Il existe différents moyens pour aider à structurer et à orienter les efforts dans les domaines du droit, de la stratégie, de la protection et des activités opérationnelles, pour faire en sorte que les coupures de la connexion aux réseaux n’entraînent pas de dommages civils ni de pertes en vies humaines. La diplomatie humanitaire et la sensibilisation, ainsi que le dialogue avec les belligérants au sujet de la protection, devraient mettre l’accent sur les conséquences de ces perturbations et inclure des appels en faveur d’un meilleur respect du droit international humanitaire et du droit des droits de l’homme. Des efforts doivent également être consacrés à la manière de concevoir les infrastructures d’accès Internet afin qu’elles facilitent la distinction entre les actifs et les données numériques de caractère civil et ceux de nature militaire, et à la manière de renforcer la solidité et la résilience des systèmes connectés, tant du point de vue technique que sous l’angle socio-politique.
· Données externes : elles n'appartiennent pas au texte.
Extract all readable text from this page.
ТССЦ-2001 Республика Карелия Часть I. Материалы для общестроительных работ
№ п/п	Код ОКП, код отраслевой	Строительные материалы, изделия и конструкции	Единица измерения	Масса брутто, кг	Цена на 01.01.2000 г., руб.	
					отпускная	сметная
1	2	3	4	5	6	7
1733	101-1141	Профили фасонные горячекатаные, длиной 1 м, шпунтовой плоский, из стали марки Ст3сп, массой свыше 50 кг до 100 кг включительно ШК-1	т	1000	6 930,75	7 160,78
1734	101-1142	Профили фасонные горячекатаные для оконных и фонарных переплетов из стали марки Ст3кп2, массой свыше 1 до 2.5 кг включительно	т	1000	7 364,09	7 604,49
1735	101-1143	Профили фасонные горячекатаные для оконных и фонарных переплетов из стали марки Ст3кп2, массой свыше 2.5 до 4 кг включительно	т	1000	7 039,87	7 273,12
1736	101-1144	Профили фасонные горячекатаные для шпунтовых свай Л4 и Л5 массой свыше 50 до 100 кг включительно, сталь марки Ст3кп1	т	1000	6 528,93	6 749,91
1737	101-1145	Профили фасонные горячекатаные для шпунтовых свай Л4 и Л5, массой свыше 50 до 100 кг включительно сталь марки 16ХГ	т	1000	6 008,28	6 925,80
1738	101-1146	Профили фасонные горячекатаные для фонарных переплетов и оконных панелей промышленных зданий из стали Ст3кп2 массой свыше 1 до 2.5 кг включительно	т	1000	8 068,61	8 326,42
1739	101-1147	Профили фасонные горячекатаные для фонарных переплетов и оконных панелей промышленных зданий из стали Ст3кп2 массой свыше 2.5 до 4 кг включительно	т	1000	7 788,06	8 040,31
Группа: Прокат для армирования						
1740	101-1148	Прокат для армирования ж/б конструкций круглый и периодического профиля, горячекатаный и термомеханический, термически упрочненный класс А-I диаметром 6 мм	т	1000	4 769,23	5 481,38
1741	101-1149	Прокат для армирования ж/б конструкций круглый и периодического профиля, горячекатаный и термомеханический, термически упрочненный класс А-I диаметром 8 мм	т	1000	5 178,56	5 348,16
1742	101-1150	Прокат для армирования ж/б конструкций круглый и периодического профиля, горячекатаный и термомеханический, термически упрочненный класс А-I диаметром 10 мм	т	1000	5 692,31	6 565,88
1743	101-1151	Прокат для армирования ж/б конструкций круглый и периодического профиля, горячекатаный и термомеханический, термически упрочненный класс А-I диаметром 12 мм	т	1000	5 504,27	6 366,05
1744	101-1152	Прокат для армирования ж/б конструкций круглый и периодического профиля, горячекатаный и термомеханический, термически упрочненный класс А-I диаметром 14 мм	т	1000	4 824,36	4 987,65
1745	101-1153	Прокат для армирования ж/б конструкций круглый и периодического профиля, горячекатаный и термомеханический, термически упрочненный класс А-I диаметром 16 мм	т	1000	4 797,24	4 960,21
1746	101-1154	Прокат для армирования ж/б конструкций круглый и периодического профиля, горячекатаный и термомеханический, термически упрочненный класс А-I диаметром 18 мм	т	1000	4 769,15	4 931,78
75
En évaluant leurs activités, les organisations humanitaires devraient réfléchir à la possibilité de proposer des solutions humanitaires efficaces dans des contextes où la connectivité est réduite ou absente, et s’interroger sur les risques, les avantages et les subtilités  que présente le fait de fournir une connexion Internet pour prêter assistance aux populations. En parallèle, les autorités devraient s’interroger sur la manière de préserver la capacité des acteurs humanitaires à utiliser une connexion Internet dans les opérations d’urgence et pour sauver des vies en leur accordant une protection suffisante, ou des privilèges et immunités en matière de connectivité.

Jamais encore nous n’avons disposé d’autant de moyens technologiques si perfectionnés pour communiquer dans des situations où la vie, la sécurité et la dignité des populations sont en jeu. Les États, les groupes armés non étatiques, le secteur privé et les autres acteurs ayant la capacité de perturber la connectivité doivent tenir compte des conséquences humanitaires de leurs décisions et prendre les mesures nécessaires pour prévenir les pertes en vies humaines, les blessés et les souffrances au sein de la population civile.

 

Note

[1] Ces types de perturbation sont souvent appelés « coupures d’Internet », un terme popularisé par l’organisation de défense des droits numériques Access Now et défini comme « une perturbation intentionnelle des communications par Internet ou électroniques qui les rend inaccessibles ou inutilisables de fait pour une population ou un lieu spécifiques, souvent à des fins de contrôle du flux d’informations ».